In a recent writing workshop, we were given a brief guided meditation and then a prompt, with 10 minutes to just spew out whatever came to mind. This is what I wrote.
Where was I when I told the truth and why did it matter?
I was sitting at the kitchen counter, on a tall bar stool, watching my husband make dinner. We were talking about a bunch of different topics and he had been sharing something he was thinking about and being very vulnerable. For some reason, in the back of my head, the thought occurred: Tell him the thing. Tell him the thing that only one other person knows and no one else ever will. It’s a safe space. And so I did. I jumped off the ledge of protection. I left behind the fear of judgment. I left behind the idea that this would forever tarnish how he looks at me and just told him my secret.

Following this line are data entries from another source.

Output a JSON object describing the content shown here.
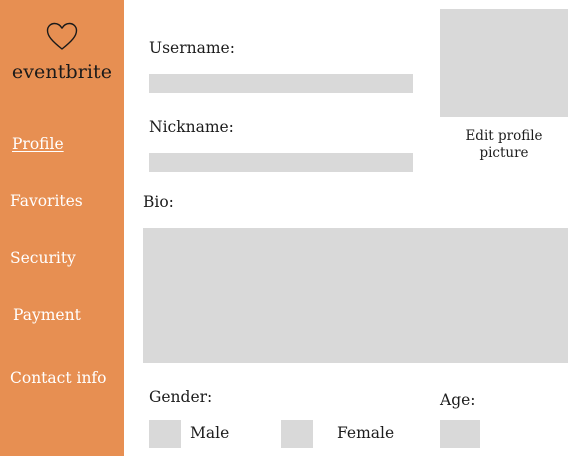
{
  "sidebar": {
    "brand": {
      "icon": "heart-icon",
      "name": "eventbrite"
    },
    "items": [
      {
        "label": "Profile",
        "active": true
      },
      {
        "label": "Favorites",
        "active": false
      },
      {
        "label": "Security",
        "active": false
      },
      {
        "label": "Payment",
        "active": false
      },
      {
        "label": "Contact info",
        "active": false
      }
    ]
  },
  "form": {
    "username": {
      "label": "Username:",
      "value": ""
    },
    "nickname": {
      "label": "Nickname:",
      "value": ""
    },
    "bio": {
      "label": "Bio:",
      "value": ""
    },
    "gender": {
      "label": "Gender:",
      "options": [
        "Male",
        "Female"
      ]
    },
    "age": {
      "label": "Age:",
      "value": ""
    }
  },
  "avatar": {
    "caption": "Edit profile picture"
  },
  "colors": {
    "sidebar_bg": "#e78f52",
    "field_bg": "#d9d9d9",
    "nav_text": "#ffffff"
  }
}
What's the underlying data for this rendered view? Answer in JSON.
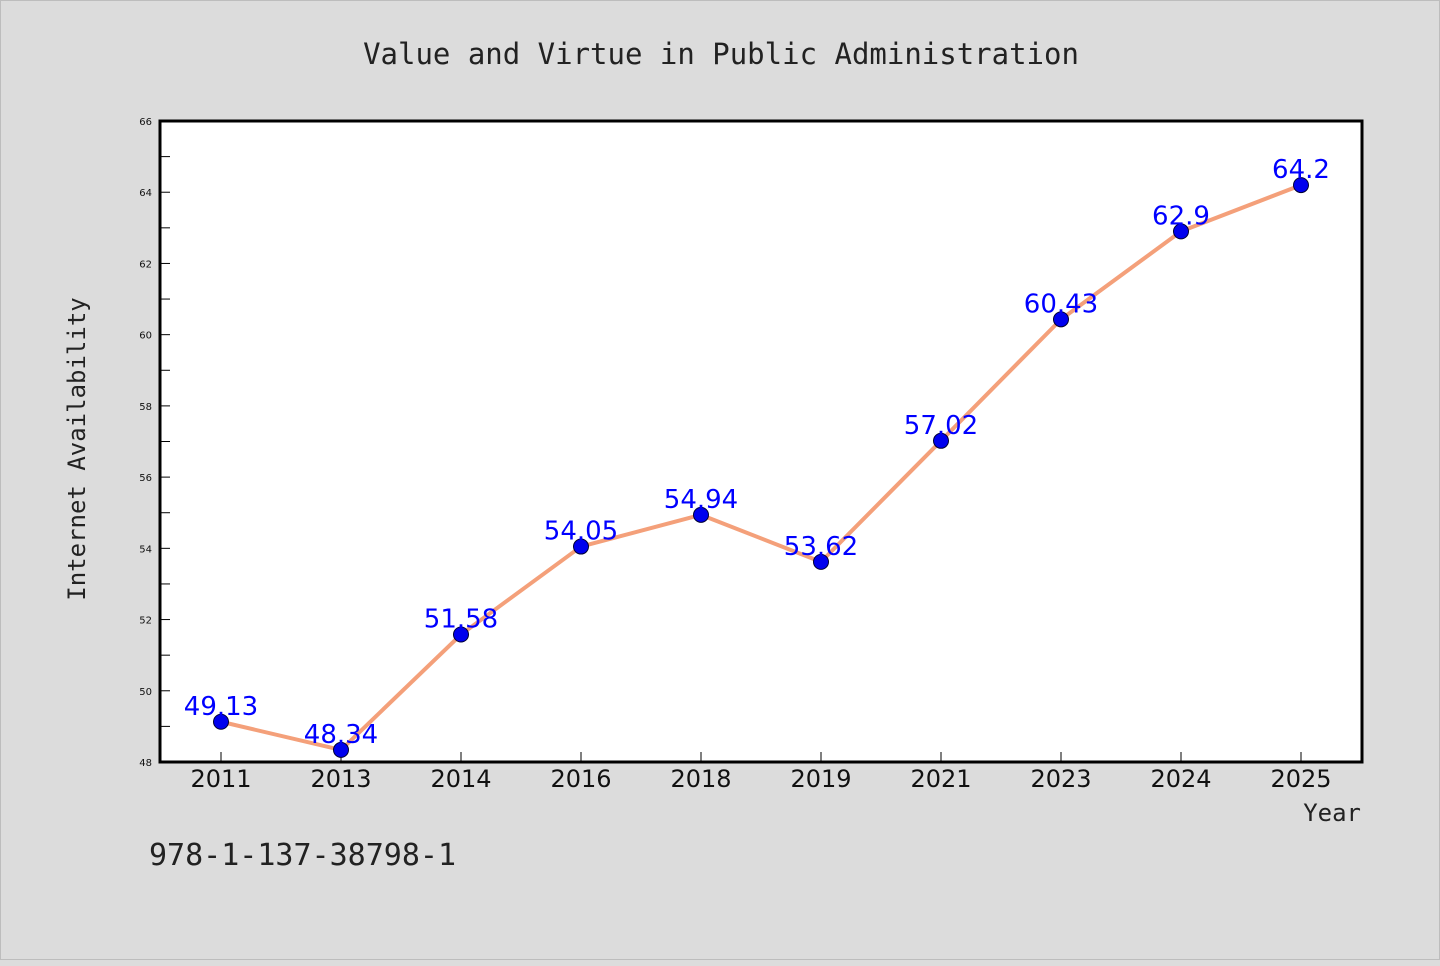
{
  "chart_data": {
    "type": "line",
    "title": "Value and Virtue in Public Administration",
    "xlabel": "Year",
    "ylabel": "Internet Availability",
    "categories": [
      "2011",
      "2013",
      "2014",
      "2016",
      "2018",
      "2019",
      "2021",
      "2023",
      "2024",
      "2025"
    ],
    "series": [
      {
        "values": [
          49.13,
          48.34,
          51.58,
          54.05,
          54.94,
          53.62,
          57.02,
          60.43,
          62.9,
          64.2
        ],
        "data_labels": [
          "49.13",
          "48.34",
          "51.58",
          "54.05",
          "54.94",
          "53.62",
          "57.02",
          "60.43",
          "62.9",
          "64.2"
        ],
        "line_color": "#f4a07a",
        "marker_color": "#0000ee"
      }
    ],
    "ylim": [
      48,
      66
    ],
    "yticks": [
      48,
      50,
      52,
      54,
      56,
      58,
      60,
      62,
      64,
      66
    ],
    "ytick_labels": [
      "48",
      "50",
      "52",
      "54",
      "56",
      "58",
      "60",
      "62",
      "64",
      "66"
    ],
    "grid": false,
    "legend": "none",
    "label_color": "#0000ff"
  },
  "footer": {
    "isbn": "978-1-137-38798-1"
  },
  "colors": {
    "background": "#dcdcdc",
    "plot_background": "#ffffff",
    "axis": "#000000"
  }
}
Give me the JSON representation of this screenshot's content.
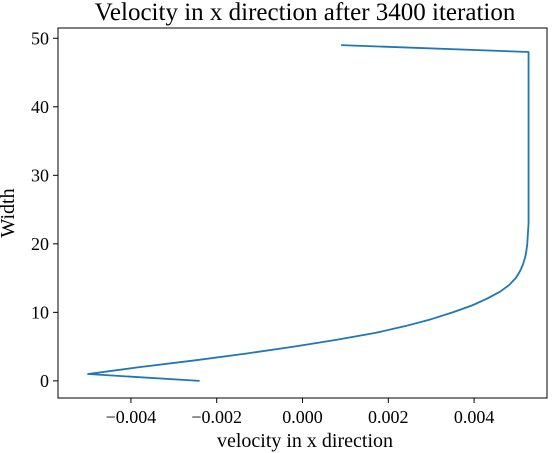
{
  "chart_data": {
    "type": "line",
    "title": "Velocity in x direction after 3400 iteration",
    "xlabel": "velocity in x direction",
    "ylabel": "Width",
    "xlim": [
      -0.0057,
      0.0057
    ],
    "ylim": [
      -2.5,
      51.5
    ],
    "xticks": [
      -0.004,
      -0.002,
      0.0,
      0.002,
      0.004
    ],
    "xtick_labels": [
      "−0.004",
      "−0.002",
      "0.000",
      "0.002",
      "0.004"
    ],
    "yticks": [
      0,
      10,
      20,
      30,
      40,
      50
    ],
    "ytick_labels": [
      "0",
      "10",
      "20",
      "30",
      "40",
      "50"
    ],
    "grid": false,
    "series": [
      {
        "color": "#1f77b4",
        "x": [
          -0.0024,
          -0.005,
          -0.0038,
          -0.0025,
          -0.0013,
          -0.0002,
          0.0008,
          0.0017,
          0.0024,
          0.003,
          0.0035,
          0.00395,
          0.0043,
          0.0046,
          0.00482,
          0.00497,
          0.00507,
          0.00514,
          0.00519,
          0.00522,
          0.00524,
          0.00525,
          0.00526,
          0.00527,
          0.00527,
          0.00527,
          0.00527,
          0.00527,
          0.00527,
          0.00527,
          0.00527,
          0.00527,
          0.00527,
          0.00527,
          0.00527,
          0.00527,
          0.00527,
          0.00527,
          0.00527,
          0.00527,
          0.00527,
          0.00527,
          0.00527,
          0.00527,
          0.00527,
          0.00527,
          0.00527,
          0.00527,
          0.00527,
          0.0009
        ],
        "y": [
          0,
          1,
          2,
          3,
          4,
          5,
          6,
          7,
          8,
          9,
          10,
          11,
          12,
          13,
          14,
          15,
          16,
          17,
          18,
          19,
          20,
          21,
          22,
          23,
          24,
          25,
          26,
          27,
          28,
          29,
          30,
          31,
          32,
          33,
          34,
          35,
          36,
          37,
          38,
          39,
          40,
          41,
          42,
          43,
          44,
          45,
          46,
          47,
          48,
          49
        ]
      }
    ]
  }
}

The funny thing was, it wasn’t that hard. It wasn’t nearly as hard as spending years not telling him. Thinking about the idea and thinking I’ll never tell him that thing I did. Never ever will I tell it. But I did. And he received it well, but then started asking all sorts of questions and I flew right back on that ledge and asked him to stop asking me about it. The walls closed down around me and I wondered if I’d regret it, telling him that thing. And then I remembered the freedom on sharing it, of unburdening a secret I had for years kept from him and from everyone else. And thought, it wasn’t so bad.
But I don’t know if I’ll ever be able to do it again. I might. I might be so honest that the mask falls and all you see are the bones of my face, the flesh stripped off. It scares the crap out of me. It’s as scary as sharing my writing, but here I am, in this program, sharing my writing, so would it be so bad? I don’t know. I only know just thinking about it causes a flurry of emotions – sadness, overwhelment (is that a word?), heart pounding scariness, the adrenaline rushing through my veins causing me to tingle and be cold and yet warm all at the same time.
Thinking back, it was worth it, I know that, but it still feels like stepping off a cliff without a net or a warm body of water to greet me as I fall. I want to have my writing do that same thing for my readers. I want them to cry and laugh and connect with my characters, but how can I do that if I can’t do that myself in my real life? There’s the kicker – the fear of being vulnerable which is making me not be vulnerable which is causing me to hold back in sharing my emotions which may result in me not being the great writer I think I can be, I know I can be, I hope I can be.